Na zmianę pracuje się długo
Najpierw wśród organizacji krystalizuje się świadomość
jakiegoś problemu i niemożności jego rozwiązania w sposób inny niż
za pomocą nowej regulacji na poziomie międzynarodowym. Potem tworzy
się międzynarodowa koalicja organizacji, które nalegają na rządy,
aby zajęły się tematem. Trzeba też pilnować, aby kraje sceptyczne
wobec danej regulacji nie zablokowały jej, ani nie sprowadziły do
poziomu ogólności, który nic nie zmieni. Konieczne jest wspieranie
aktywnych państw, podtrzymywanie ich entuzjazmu. Należy też włączać
do inicjatywy na rzecz rozwiązania danego problemu nowe kraje.

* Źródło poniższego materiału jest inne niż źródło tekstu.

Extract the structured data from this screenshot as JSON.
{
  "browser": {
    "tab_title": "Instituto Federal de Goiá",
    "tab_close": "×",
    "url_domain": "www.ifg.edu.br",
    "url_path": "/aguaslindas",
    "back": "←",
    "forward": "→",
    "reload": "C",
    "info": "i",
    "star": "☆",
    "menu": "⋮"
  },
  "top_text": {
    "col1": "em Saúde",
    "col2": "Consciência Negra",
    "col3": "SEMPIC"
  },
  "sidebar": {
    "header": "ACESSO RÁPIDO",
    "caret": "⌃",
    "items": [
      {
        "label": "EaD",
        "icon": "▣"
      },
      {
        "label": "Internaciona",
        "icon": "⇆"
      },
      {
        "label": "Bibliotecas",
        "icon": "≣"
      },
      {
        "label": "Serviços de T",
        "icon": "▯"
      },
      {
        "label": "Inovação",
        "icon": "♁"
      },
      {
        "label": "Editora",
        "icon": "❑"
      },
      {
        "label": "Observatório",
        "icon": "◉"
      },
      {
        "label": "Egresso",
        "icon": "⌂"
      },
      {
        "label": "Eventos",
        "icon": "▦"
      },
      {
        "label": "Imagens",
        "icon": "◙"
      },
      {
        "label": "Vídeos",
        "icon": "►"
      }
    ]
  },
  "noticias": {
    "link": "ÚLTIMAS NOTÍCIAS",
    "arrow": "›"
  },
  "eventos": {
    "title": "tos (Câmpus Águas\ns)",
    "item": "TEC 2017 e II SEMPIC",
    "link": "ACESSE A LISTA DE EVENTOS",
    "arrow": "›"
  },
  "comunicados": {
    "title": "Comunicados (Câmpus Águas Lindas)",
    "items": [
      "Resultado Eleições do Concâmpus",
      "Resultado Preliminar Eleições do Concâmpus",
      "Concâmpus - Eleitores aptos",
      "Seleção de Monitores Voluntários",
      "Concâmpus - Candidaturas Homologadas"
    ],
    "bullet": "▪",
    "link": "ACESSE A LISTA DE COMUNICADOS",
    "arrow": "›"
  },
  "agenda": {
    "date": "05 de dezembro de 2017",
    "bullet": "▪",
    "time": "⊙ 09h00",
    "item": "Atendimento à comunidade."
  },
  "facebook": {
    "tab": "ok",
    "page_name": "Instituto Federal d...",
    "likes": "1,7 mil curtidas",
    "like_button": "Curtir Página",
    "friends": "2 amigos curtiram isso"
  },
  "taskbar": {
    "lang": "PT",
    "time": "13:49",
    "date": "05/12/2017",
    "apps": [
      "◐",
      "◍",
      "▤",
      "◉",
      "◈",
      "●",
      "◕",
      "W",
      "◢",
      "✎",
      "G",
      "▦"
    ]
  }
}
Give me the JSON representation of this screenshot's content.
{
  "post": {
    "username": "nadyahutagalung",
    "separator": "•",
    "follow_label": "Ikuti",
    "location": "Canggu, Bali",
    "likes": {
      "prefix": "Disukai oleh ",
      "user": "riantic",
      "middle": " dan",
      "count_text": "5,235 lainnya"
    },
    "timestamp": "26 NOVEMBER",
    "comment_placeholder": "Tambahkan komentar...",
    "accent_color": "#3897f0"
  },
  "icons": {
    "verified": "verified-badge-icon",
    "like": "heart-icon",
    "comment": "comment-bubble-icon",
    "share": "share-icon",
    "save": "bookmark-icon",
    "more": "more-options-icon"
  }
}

Kiedy już państwa przyjmą konwencję, dodatkowego wysiłku wymaga ich
ratyfikacja. Tak więc jest to wieloletni proces. Dla przykładu,
Konwencję Przeciwko Torturom, zaproponowaną przez Amnesty
International w 1973 r., uchwalono dopiero w 1984 r., a weszła w
życie trzy lata później. A jak się okazało w czasach „wojny z
terroryzmem” – wymaga stałej obrony, także w krajach
zachodnich.
Czy nas łączą, czy nas dzielą?
Od Powszechnej Deklaracji Praw Człowieka, uchwalonej 10
grudnia 1948 r., rozpoczęło się budowanie międzynarodowego systemu
ochrony praw człowieka. Była to pierwsza próba spisania wspólnych
praw i wolności przez ludzi z różnych kultur. Jej powszechność od
początku była jednak podważana przez niektóre państwa, które
usprawiedliwiają nieprzestrzeganie zapisanych w niej praw, mówiąc o
zachodnim pochodzeniu całej koncepcji i swojej odmienności
kulturowej. Kofi Annan zwykł odrzucać takie twierdzenia,
zauważając, że „to zawsze rządy powołują się na różnice kulturowe,
nigdy zwykli ludzie”. Siergiej Kowaliow (rosyjski obrońca praw
człowieka z organizacji Memoriał), ujął to jeszcze mocniej podczas
niedawnego wystąpienia w Warszawie: „Jeśli nie trzyma się ludzkiego
mięsa w lodówce, to innym przejawom kultury prawa człowieka nie
przeszkadzają”.
Nie da się jednak ukryć, że przy poszerzaniu spektrum
problemów uznawanych za pogwałcenia praw człowieka, pojawia się
brak konsensusu, czy rzeczywiście wszystkie one powinny być
traktowane w tych kategoriach. Kiedy w latach 2006-2007 Amnesty
International podejmowała decyzję o tym, że uzna, iż brak dostępu
do aborcji w niektórych przypadkach łamie prawa człowieka kobiet, w
niektórych krajach była to decyzja kontrowersyjna, bo niezgodna z
nauczaniem Kościoła Rzymskokatolickiego. W innych z kolei została
uznana za kontrowersyjną, bo przyszła za późno i była nie dość
odważna.
Gdzie się kończą?
Przez 60 lat do Deklaracji Praw Człowieka nawiązywały setki
dokumentów o różnym statusie prawnym. Niektóre państwa skarżą się,
że system międzynarodowej ochrony praw człowieka stał się tak
skomplikowany, że samo raportowanie ze stanu ich wdrażania to spore
wyzwanie (zapominają przy tym, że niełamanie praw człowieka
znacznie by sporządzanie raportów ułatwiło).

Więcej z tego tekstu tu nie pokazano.